Arbeitslose:Mit Gutscheinen zur Weiterbildung

Die Hartz-Reform verändert die Förderpraxis der Arbeitsämter. Private Bildungsträger fühlen sich bedroht.

Hans-Herbert Holzamer

(SZ vom 1.3.2003) In der Schule gibt es seit ewigen Zeiten Noten und Zeugnisse. Daran knüpfen sich Versetzung und Reife, wenn auch gestritten wird, ob damit Reife fürs Leben, für die Universität oder für den Arbeitsmarkt gemeint ist. Gerne würden viele, vor allem Verbände und Gewerkschaften, entsprechende Regularien in die Weiterbildung übernehmen, seit der Bundesrechnungshof rügte, dass Lehrinhalte und Unterrichtsmethoden nicht ausreichend geprüft würden, es kaum Kosten- und Erfolgskontrollen gäbe und der Wettbewerb zwischen den Anbietern "überwiegend ausgeschaltet" sei.

Auf der "Muwit 2003", einer Kongressmesse für Weiterbildung und Personalentwicklung in Berlin, wurde Ende Februar über ein neue Berufsbild für Trainer und Berater ebenso heftig diskutiert wie über Studien, die Deutschland einen Verbesserungsbedarf bescheinigten, und vor allem über ein Weiterbildungsgesetz.

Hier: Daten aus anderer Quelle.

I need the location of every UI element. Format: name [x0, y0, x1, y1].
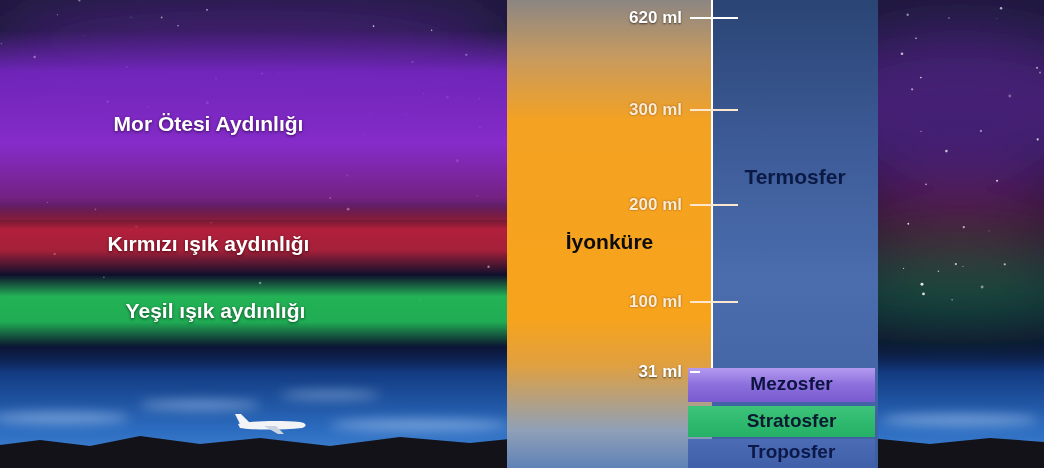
aurora-label: Kırmızı ışık aydınlığı — [108, 232, 310, 256]
layer-band: Stratosfer — [688, 406, 875, 437]
altitude-label: 100 ml — [629, 292, 682, 312]
star — [925, 184, 927, 186]
star — [1008, 94, 1011, 97]
aurora-band: Kırmızı ışık aydınlığı — [0, 205, 507, 275]
star — [1037, 138, 1039, 140]
star — [1036, 67, 1038, 69]
star — [915, 38, 916, 39]
star — [906, 13, 908, 15]
scale-ticks — [690, 18, 738, 372]
aurora-band: Mor Ötesi Aydınlığı — [0, 30, 507, 220]
layer-name: İyonküre — [566, 230, 654, 254]
star — [78, 0, 80, 2]
layer-name: Stratosfer — [747, 410, 837, 432]
star — [901, 52, 904, 55]
layer-band: Troposfer — [688, 439, 875, 468]
star — [206, 9, 208, 11]
star — [938, 271, 940, 273]
star — [920, 131, 921, 132]
star — [130, 16, 132, 18]
layer-name: Troposfer — [748, 441, 836, 463]
scale-tick — [690, 109, 738, 111]
layer-name: Termosfer — [744, 165, 845, 189]
layer-column: İyonküre — [507, 0, 712, 468]
aurora-band: Yeşil ışık aydınlığı — [0, 275, 507, 347]
star — [920, 77, 922, 79]
star — [177, 25, 178, 26]
star — [996, 180, 998, 182]
scale-axis — [711, 0, 713, 368]
star — [911, 88, 913, 90]
star — [955, 263, 957, 265]
scale-tick — [690, 17, 738, 19]
star — [948, 17, 950, 19]
scale-tick — [690, 371, 700, 373]
aurora-label: Yeşil ışık aydınlığı — [126, 299, 306, 323]
star — [963, 226, 965, 228]
star — [907, 223, 909, 225]
star — [981, 286, 984, 289]
layer-band: Mezosfer — [688, 368, 875, 402]
star — [945, 150, 948, 153]
star — [373, 25, 375, 27]
star — [980, 130, 982, 132]
layer-name: Mezosfer — [750, 373, 832, 395]
star — [921, 283, 924, 286]
star — [903, 268, 904, 269]
aurora-label: Mor Ötesi Aydınlığı — [114, 112, 304, 136]
star — [922, 293, 925, 296]
airplane — [235, 414, 306, 434]
star — [962, 266, 963, 267]
star — [57, 14, 58, 15]
star — [1039, 72, 1041, 74]
star — [1004, 263, 1006, 265]
scale-tick — [690, 301, 738, 303]
altitude-label: 300 ml — [629, 100, 682, 120]
altitude-label: 620 ml — [629, 8, 682, 28]
altitude-label: 31 ml — [639, 362, 682, 382]
star — [161, 17, 163, 19]
altitude-label: 200 ml — [629, 195, 682, 215]
star — [996, 18, 998, 20]
scale-tick — [690, 204, 738, 206]
star — [951, 299, 953, 301]
star — [988, 230, 989, 231]
star — [1000, 7, 1002, 9]
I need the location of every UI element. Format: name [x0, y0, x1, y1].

Schulen und Institute, die angetreten sind, Erwachsene für neue Aufgaben zu qualifizieren, tun sich schwer mit Verbesserungsvorschlägen aus der Politik. Denn statt Versprechen müssen sie Beschäftigung bieten. Die privaten Institute müssen sich gegen die Übermacht von Gewerkschaften und Arbeitgeberverbände behaupten und die Arbeitsberater informieren und überzeugen, dass ihre Angebote förderungswürdig sind. Bei festen Regeln, etwa einer Zertifizierung der Schulen oder einer Zulassung von Trainern und Kursen, könnten sich die Arbeitsämter leichter tun. Doch wer danach ruft, hat oft eigene wirtschaftliche Interessen, die er nur kaschiert.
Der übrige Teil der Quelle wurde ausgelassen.